Enfin, là où Klopp est à féliciter, c'est qu'il arrive à améliorer ses joueurs individuellement. On pense principalement à Roberto Firmino, devenu l'un des meilleurs attaquants d'Europe, à Mohamed Salah, qui brille beaucoup plus que lors de son premier passage en Angleterre, à Adam Lallana, devenu l'un des meilleurs joueurs anglais à son poste, ou aux latéraux Trent Alexander-Arnold et Alberto Moreno. Sur la table de la dissection, et avant de porter un jugement définitif sur le travail fait par l'entraineur, ces points-là ne peuvent être passés sous silence.
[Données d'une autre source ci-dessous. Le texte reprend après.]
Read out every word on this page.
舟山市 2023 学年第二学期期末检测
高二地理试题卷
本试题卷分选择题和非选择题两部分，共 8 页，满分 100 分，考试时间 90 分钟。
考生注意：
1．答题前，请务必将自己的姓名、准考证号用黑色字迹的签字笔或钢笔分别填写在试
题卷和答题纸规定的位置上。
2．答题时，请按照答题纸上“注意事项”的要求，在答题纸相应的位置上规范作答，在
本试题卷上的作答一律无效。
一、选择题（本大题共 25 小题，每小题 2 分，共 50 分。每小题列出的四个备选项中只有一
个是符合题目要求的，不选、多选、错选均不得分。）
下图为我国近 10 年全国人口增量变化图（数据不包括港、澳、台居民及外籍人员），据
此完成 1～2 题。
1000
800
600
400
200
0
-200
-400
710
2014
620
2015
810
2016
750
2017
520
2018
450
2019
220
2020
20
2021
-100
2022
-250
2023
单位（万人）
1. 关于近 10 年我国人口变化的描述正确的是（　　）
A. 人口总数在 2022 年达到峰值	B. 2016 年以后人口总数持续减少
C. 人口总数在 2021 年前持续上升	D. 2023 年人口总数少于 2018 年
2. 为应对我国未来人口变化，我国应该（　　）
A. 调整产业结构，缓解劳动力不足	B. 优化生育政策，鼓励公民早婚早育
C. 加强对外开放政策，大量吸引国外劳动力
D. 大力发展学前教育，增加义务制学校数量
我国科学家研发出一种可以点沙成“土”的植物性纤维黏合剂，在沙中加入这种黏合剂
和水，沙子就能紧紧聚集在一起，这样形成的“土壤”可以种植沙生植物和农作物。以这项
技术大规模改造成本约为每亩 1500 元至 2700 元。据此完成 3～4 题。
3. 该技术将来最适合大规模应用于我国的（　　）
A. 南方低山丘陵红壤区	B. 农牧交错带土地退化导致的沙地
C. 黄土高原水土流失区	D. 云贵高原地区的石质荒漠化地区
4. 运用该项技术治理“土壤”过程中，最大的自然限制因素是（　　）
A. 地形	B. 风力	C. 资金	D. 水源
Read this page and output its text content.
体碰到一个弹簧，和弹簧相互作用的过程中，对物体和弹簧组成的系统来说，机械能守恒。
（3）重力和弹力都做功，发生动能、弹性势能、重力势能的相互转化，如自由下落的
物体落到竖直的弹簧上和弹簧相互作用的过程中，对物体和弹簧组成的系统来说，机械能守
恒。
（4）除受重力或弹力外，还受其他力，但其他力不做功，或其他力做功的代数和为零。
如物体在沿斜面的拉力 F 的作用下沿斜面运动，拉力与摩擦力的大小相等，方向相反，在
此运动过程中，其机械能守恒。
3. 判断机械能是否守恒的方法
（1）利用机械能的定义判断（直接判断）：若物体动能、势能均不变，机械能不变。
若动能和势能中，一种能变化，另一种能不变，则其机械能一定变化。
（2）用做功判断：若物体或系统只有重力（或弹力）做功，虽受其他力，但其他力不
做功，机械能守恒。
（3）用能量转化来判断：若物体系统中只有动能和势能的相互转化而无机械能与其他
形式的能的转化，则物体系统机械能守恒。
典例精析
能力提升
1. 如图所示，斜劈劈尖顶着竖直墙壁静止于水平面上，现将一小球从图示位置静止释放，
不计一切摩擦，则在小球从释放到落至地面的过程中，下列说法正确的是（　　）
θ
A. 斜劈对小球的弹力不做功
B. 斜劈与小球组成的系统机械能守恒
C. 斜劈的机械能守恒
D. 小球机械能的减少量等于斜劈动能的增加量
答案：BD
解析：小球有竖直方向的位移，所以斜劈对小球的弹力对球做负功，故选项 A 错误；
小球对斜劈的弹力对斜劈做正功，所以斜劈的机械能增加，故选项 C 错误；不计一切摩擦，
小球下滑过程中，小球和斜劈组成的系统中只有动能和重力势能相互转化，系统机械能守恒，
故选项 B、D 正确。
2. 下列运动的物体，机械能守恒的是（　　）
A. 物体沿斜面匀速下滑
En somme, le séjour de Klopp sur les bords de la Mersey ne se passe pas de manière aussi idyllique que pressentie au début. Avec Brendan Rodgers, il est aussi le seul technicien de l'ère-PL à être resté plus d'un an à Liverpool sans rien gagner. Mais, tout n'est pas à jeter et il y a beaucoup de signes encourageants qui laissent penser que ça ne peut qu'aller en s'arrangeant. Même si un trophée récolté en douze ans c'est trop peu pour un club de cette envergure, il est parfois plus prudent de laisser un coach aller au bout de son projet plutôt que de tout chambouler de nouveau et sans aucune garantie que les jours glorieux soient de retour.